On 10/23/2014 02:54 AM, Mandy Chung wrote:

On 10/22/2014 4:58 PM, Claes Redestad wrote:


This test uses a special class loader that delegates to null class loader only. Since you have the verification in place, it'd be good to also call Package.getPackage and Package.getPackages to verify that the same "package2" instance is returned. As a sanity check, you could check "java.lang" package must be present.

I've added some sanity checks as suggested. Sadly, it seems that since the application classloader will define and load package2 first in this test, there'll always be a Package defined in the ClassLoader.pkgs that will mask the Package instance in Package.pkgs when retrieved via the public methods in Package.

Can you remove package2/Class2.class after you create the jar files?

Sorry for the confusion. I realized I did some of my test development on an unpatched JDK and got caught up in a subtle issue. Prior to the changes proposed, calling into Package.getSystemPackages() actually created new Package objects on each call(!!), breaking the assumption that only one Package object will ever be defined.

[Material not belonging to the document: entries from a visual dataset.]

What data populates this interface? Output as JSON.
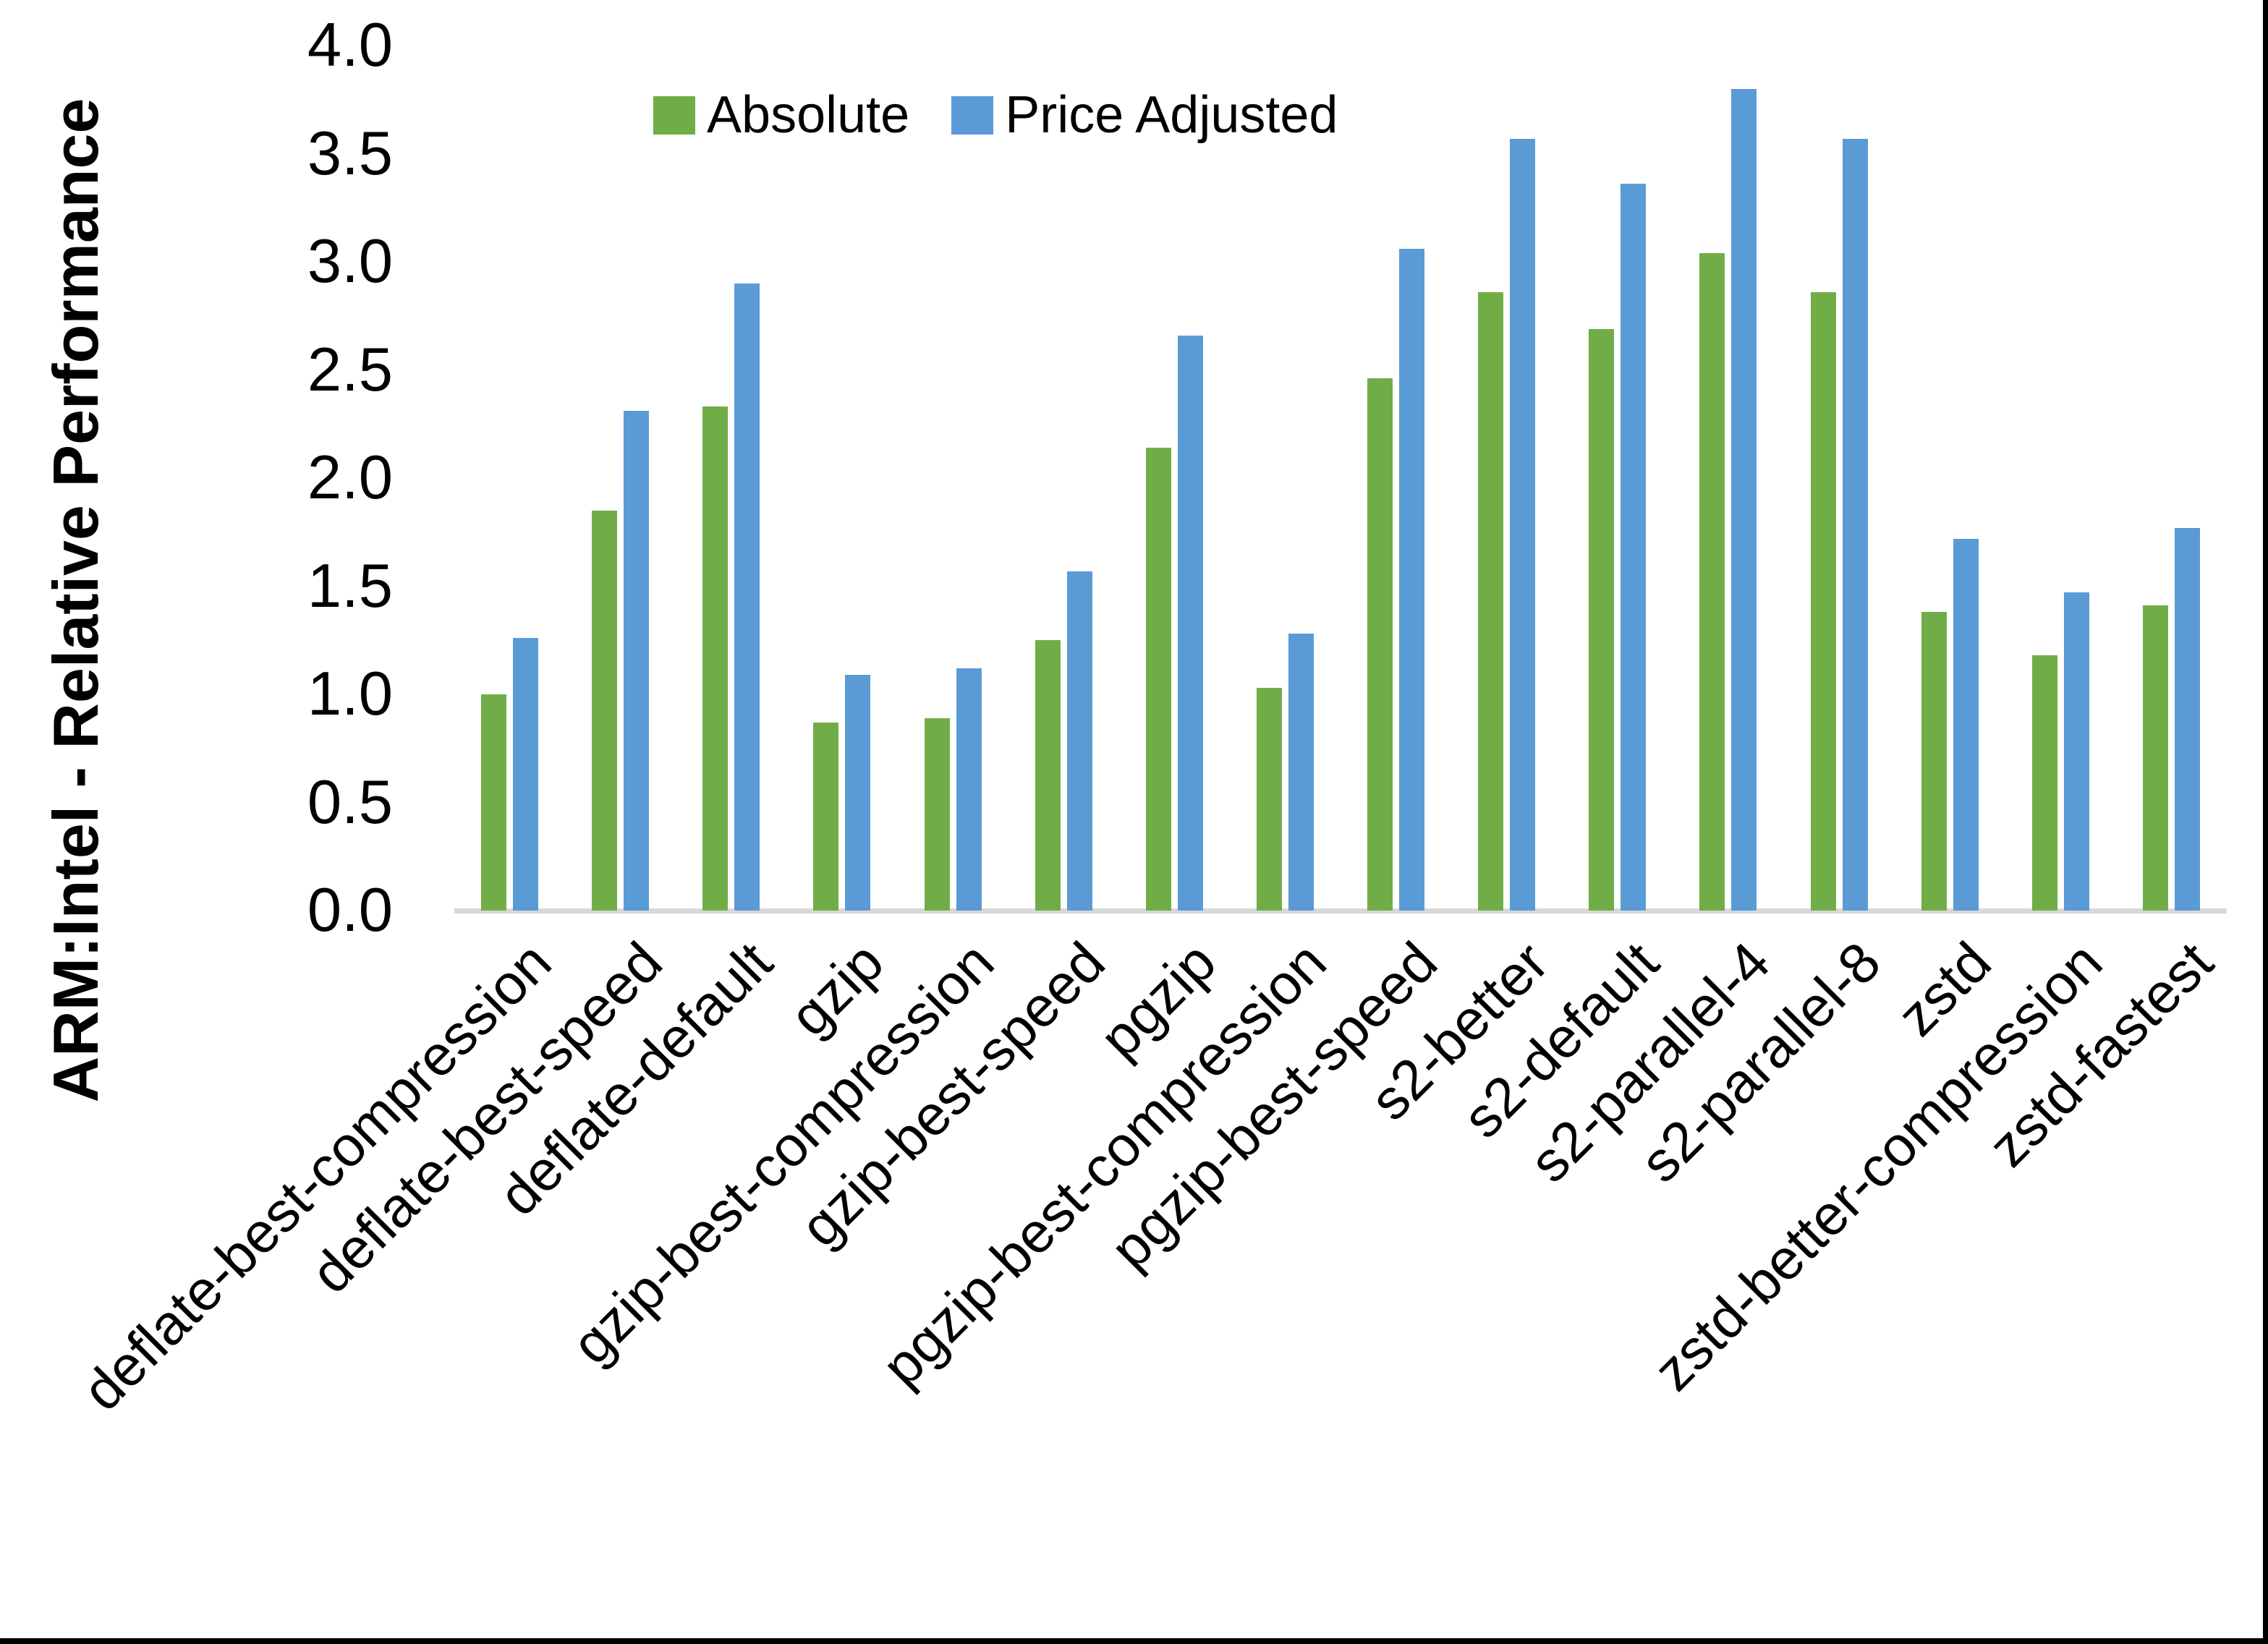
{
  "chart_data": {
    "type": "bar",
    "title": "",
    "xlabel": "",
    "ylabel": "ARM:Intel - Relative Performance",
    "ylim": [
      0.0,
      4.0
    ],
    "ytick_step": 0.5,
    "ytick_labels": [
      "0.0",
      "0.5",
      "1.0",
      "1.5",
      "2.0",
      "2.5",
      "3.0",
      "3.5",
      "4.0"
    ],
    "grid": false,
    "legend_position": "top-center",
    "categories": [
      "deflate-best-compression",
      "deflate-best-speed",
      "deflate-default",
      "gzip",
      "gzip-best-compression",
      "gzip-best-speed",
      "pgzip",
      "pgzip-best-compression",
      "pgzip-best-speed",
      "s2-better",
      "s2-default",
      "s2-parallel-4",
      "s2-parallel-8",
      "zstd",
      "zstd-better-compression",
      "zstd-fastest"
    ],
    "series": [
      {
        "name": "Absolute",
        "color": "#70AD47",
        "values": [
          1.0,
          1.85,
          2.33,
          0.87,
          0.89,
          1.25,
          2.14,
          1.03,
          2.46,
          2.86,
          2.69,
          3.04,
          2.86,
          1.38,
          1.18,
          1.41
        ]
      },
      {
        "name": "Price Adjusted",
        "color": "#5B9BD5",
        "values": [
          1.26,
          2.31,
          2.9,
          1.09,
          1.12,
          1.57,
          2.66,
          1.28,
          3.06,
          3.57,
          3.36,
          3.8,
          3.57,
          1.72,
          1.47,
          1.77
        ]
      }
    ]
  },
  "colors": {
    "axis_line": "#D9D9D9",
    "text": "#000000",
    "frame": "#000000",
    "background": "#FFFFFF"
  }
}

The proposed patch ensures we don't create new objects and that only one Package object can ever be created for a system package. This bug(?) was partially hidden by the fact that calling Package.getPackage() cached Package objects in the ClassLoader package maps, thus subsequent calls to Package.getPackages() would provide identical objects on subsequent calls. I've updated the test to verify Package identity (which it fails to do on an unpatched JDK).


If JDK-8061804 is resolved, we could change to check for identity in the Package.getPackages() case, which would improve the specificness of the test... For now, perhaps we could trick things in this test and put our dummy class into java.lang in our test here and ensure that the package retrieved is identical. Worth the hassle?

What I meant is to check if the returned Package contains "java.lang" package that always exists in the system packages. You don't need to put a dummy class in java.lang to get "java.lang" Package since it must be defined in the running VM. e.g. you can refactor line 169-176 to a findPackage method that returns Package matching the given package name such that in line 164 you can call findPackage("java.lang") that should return non-null.